Opinion
November 17, 1967
Appeal by the State from a judgment of the Court of Claims which awarded damages for the appropriation on July 8, 1958, for highway purposes, of 2.679 acres of claimant village's Abendroth Park, which consisted, prior to the appropriation, of 10.725 acres. The State contends (1) that the park was held by the village in its governmental capacity and not in a proprietary capacity and hence that the village is not entitled to compensation for its taking by the State ( People ex rel. Palmer v. Travis, 223 N.Y. 150; Village of Canajoharie v. State of New York, 8 A.D.2d 656); and (2) alternatively, that, if the taking was, in fact, compensable, the award was excessive. There was adequate support in the uncontradicted testimony, as in the other evidence, for the factual conclusion that for many years prior to the appropriation the use of the park had been restricted to village residents.
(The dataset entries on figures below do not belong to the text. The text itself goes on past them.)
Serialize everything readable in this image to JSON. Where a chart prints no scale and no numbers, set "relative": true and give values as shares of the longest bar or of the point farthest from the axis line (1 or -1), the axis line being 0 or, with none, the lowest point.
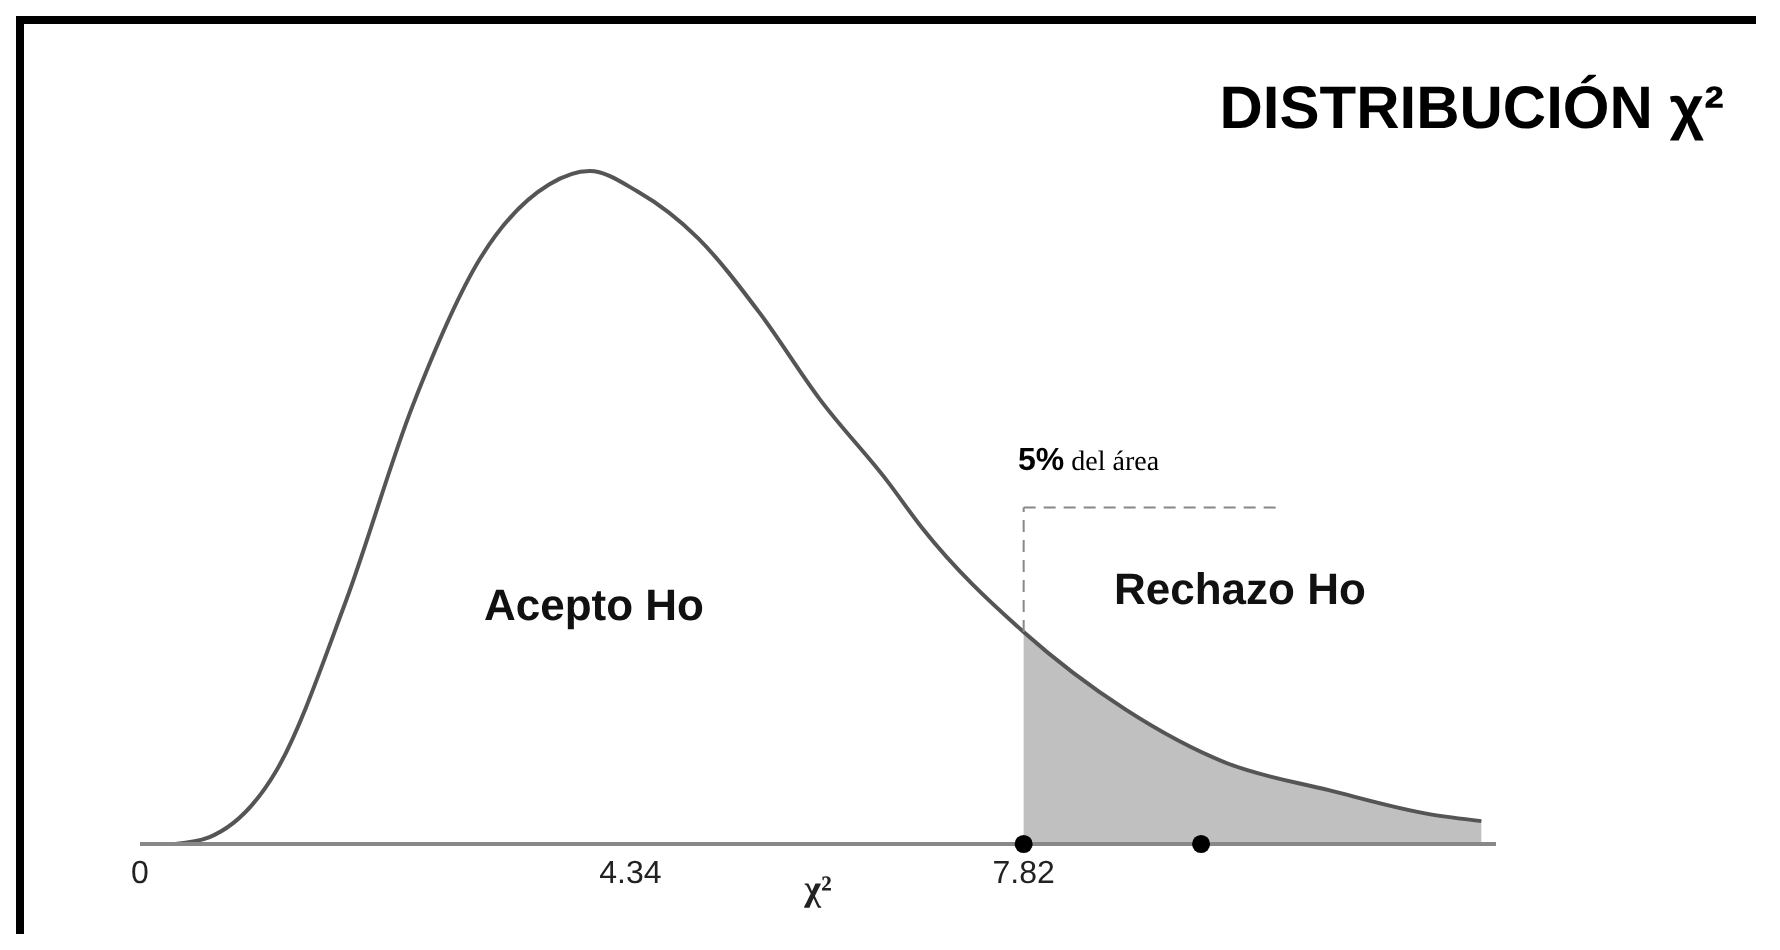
{
  "chart_data": {
    "type": "line",
    "title": "DISTRIBUCIÓN χ²",
    "xlabel": "χ²",
    "relative": true,
    "xlim": [
      0,
      12
    ],
    "xticks": [
      0,
      4.34,
      7.82
    ],
    "grid": false,
    "marker": "none",
    "series": [
      {
        "color": "#555555",
        "x": [
          0.31,
          0.61,
          1.21,
          1.82,
          2.41,
          3.01,
          3.62,
          3.98,
          4.4,
          4.94,
          5.48,
          6.02,
          6.61,
          6.92,
          7.82,
          8.72,
          9.62,
          10.52,
          11.42,
          11.87
        ],
        "values": [
          0,
          0.01,
          0.11,
          0.36,
          0.65,
          0.87,
          0.98,
          1,
          0.97,
          0.9,
          0.79,
          0.66,
          0.54,
          0.47,
          0.315,
          0.2,
          0.12,
          0.08,
          0.044,
          0.034
        ]
      },
      {
        "type": "area",
        "color": "#c0c0c0",
        "x": [
          7.82,
          8.72,
          9.62,
          10.52,
          11.42,
          11.87
        ],
        "values": [
          0.315,
          0.2,
          0.12,
          0.08,
          0.044,
          0.034
        ]
      },
      {
        "type": "scatter",
        "color": "#000000",
        "marker": "circle",
        "x": [
          7.82,
          9.39
        ],
        "values": [
          0,
          0
        ]
      }
    ],
    "ref_lines": [
      {
        "axis": "x",
        "value": 7.82,
        "color": "#888888",
        "line_style": "dashed"
      }
    ],
    "annotations": [
      "Acepto Ho",
      "Rechazo Ho",
      "5% del área"
    ]
  }
}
The park officials and employees were authorized, under the village's special Park Commission Act (L. 1925, ch. 290, § 17), to impose and enforce such restrictions, and in general did enforce them. In consequence, the trial court's holding that the park lands were held by the village in its proprietary capacity was warranted. It follows that the taking was compensable. (See Village of Canajoharie v. State of New York, 8 A.D.2d 656, supra; 1951 Atty. Gen. 129.) We turn then to the question of damages. Contrary to the State's contention, there was sufficient evidence, including the proximity of a hospital, to sustain the finding that the highest and best use of one portion of the property was for a medical office building and that of the remainder for residential purposes, and further, to sustain the finding of a reasonable probability of the necessary rezoning; and an adequate discount on account of the uncertainty thereof is reflected in the decision. Inconsistencies in the court's appraisals, however, require adjustment of its evaluations; and we find the before-value to be $139,700, that of the frontage being $51,700 and that of the remainder being $88,000; and find the after-value to be $70,000; the resultant damage being $69,700, of which $67,200 is direct damage and $2,500 is consequential damage. Judgment modified, on the law and the facts, so as to reduce the award to $69,700 and appropriate interest, and, as so modified, affirmed, without costs. Gibson, P.J., Herlihy, Reynolds, Aulisi and Staley, Jr., JJ., concur in memorandum Per Curiam. [ 48 Misc.2d 690.]
The appropriation predated section 3 Gen. Mun. of the General Municipal Law (L. 1960, ch. 180), changing the common-law rule so as to allow compensation to a municipality if the land taken is to be used for a substantially different purpose; the section not being retroactive. ( City of Albany v. State of New York, 21 A.D.2d 224, affd. 15 N.Y.2d 1024.)